Here’s another question: Why not off-load the boxes from the larger vessels into ‘feeder type’ vessels, and ship them to other ports, like Port Hueneme, SF/Oakland, or SEATAC?

2 Likes

Good idea. Thats one way the port of Virginia alleviates congestion of containers. They send a barge with containers up the James river to a small port in Richmond.

Watching the morning news of 14 October, and Noel Hacegaba, spokesman for the port of Long Beach, is saying that they are now running three shifts, not two at the Port of Long Beach.

So referencing my prior post: whiskey tango foxtrot? Why the hell wasn’t the port running 24 seven? Especially since the economy is percolating post pandemic with demand. It isn’t rocket science to realize, when 50+ ships are anchored outside the port, and waiting 10 days to get to the port, that you might want to bring more people to work. Un f’kg believable​:confounded::confounded:

Is this a union thing? Is it a port thing?

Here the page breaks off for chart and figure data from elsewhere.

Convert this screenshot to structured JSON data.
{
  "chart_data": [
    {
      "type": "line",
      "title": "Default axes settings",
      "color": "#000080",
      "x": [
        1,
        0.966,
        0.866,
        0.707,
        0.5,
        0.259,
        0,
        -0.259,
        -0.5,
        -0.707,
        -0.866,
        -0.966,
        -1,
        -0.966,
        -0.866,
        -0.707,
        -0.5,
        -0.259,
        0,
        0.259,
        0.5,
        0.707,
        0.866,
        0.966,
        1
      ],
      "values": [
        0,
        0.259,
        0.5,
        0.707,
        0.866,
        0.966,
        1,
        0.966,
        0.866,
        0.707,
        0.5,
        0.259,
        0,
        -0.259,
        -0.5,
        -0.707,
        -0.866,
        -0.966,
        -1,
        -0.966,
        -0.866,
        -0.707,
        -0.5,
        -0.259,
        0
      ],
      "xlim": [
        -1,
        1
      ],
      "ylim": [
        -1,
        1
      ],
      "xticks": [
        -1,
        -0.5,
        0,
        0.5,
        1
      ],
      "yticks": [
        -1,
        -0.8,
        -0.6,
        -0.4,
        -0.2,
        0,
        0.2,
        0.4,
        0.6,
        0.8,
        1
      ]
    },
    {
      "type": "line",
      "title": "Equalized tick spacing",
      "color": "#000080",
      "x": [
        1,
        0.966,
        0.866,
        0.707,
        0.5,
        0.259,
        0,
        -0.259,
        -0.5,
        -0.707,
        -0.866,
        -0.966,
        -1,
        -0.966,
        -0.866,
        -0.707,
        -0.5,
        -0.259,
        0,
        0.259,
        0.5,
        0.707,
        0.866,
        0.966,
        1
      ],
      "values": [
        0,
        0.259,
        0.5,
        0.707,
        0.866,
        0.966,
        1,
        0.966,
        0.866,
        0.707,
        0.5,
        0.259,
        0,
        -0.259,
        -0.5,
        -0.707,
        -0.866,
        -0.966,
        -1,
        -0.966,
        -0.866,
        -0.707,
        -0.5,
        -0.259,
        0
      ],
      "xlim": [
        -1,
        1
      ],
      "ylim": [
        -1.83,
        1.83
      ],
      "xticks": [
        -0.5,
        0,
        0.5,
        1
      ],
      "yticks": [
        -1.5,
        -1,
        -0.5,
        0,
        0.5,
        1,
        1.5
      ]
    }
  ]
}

Like I said before, we have become a nation of “can’t do”.

1 Like

Yes it would be a good idea, but it would take some time to implement.
It would require J.A. compliant feeders to operate between US ports, though.

Preferably the feeder should be geared and able to load/discharge without occupying wharf space and STS cranes that would be better used to handle mainline ships.

For inland waters/river transport it would be feasible to use ships/barges that could be loaded/discharged by mobile wharf cranes.

PS> Not a novel idea, since this is how it is done in most parts of the world.

It’s what’s called in the trade “a conveyance thing”. Mariners usually focus on the water side of transport. They figure once a container is landed at the terminal a magic carpet carries it off. In reality, you need conveyances: tractors, chassis, railcars, locos, to haul those containers away. Also: drivers and engineers.

The ship is just one part in the logistics chain. If there are problems in the rest of the chain, then the containers just fill up the terminal until there is no place left to put them.

Where I work we use chassis, trailers, and boxcars to move freight. I’m updated daily about the availability of these. Chassis in particular are in short supply. Super chassises, in particular, were in short supply in before the pandemic. Drivers are in short supply. Truck drivers skewed older before the pandemic. A lot of them retired, rather than face exposure to C19. So the hauling companies can’t find enough drivers.

Even if the container inequity got sorted out magically overnight there would still be shipping slowdowns, because the conveyances and manpower needed to move the containers from Point A to Point B are in short supply.

7 Likes

Isnt one of the big problems the lack of truckers carrying boxes out of the port? I understand that only union trucking companies are allowed to pick up containers and that Cali has all but banned owner/operators and also has a law that does not allow trucks over a certain age to be used at all. These things alone would cause a back up. O/Os are the backbone of US trucking.

I wonder how long before shipping companies start bypassing the west coat and start bringing ships through the Panama Canal and call at east coast and gulf coast ports or even Mexican ones? Doesnt the big port (An APM port) in Ensenada have rail lines that go right up into the heartland?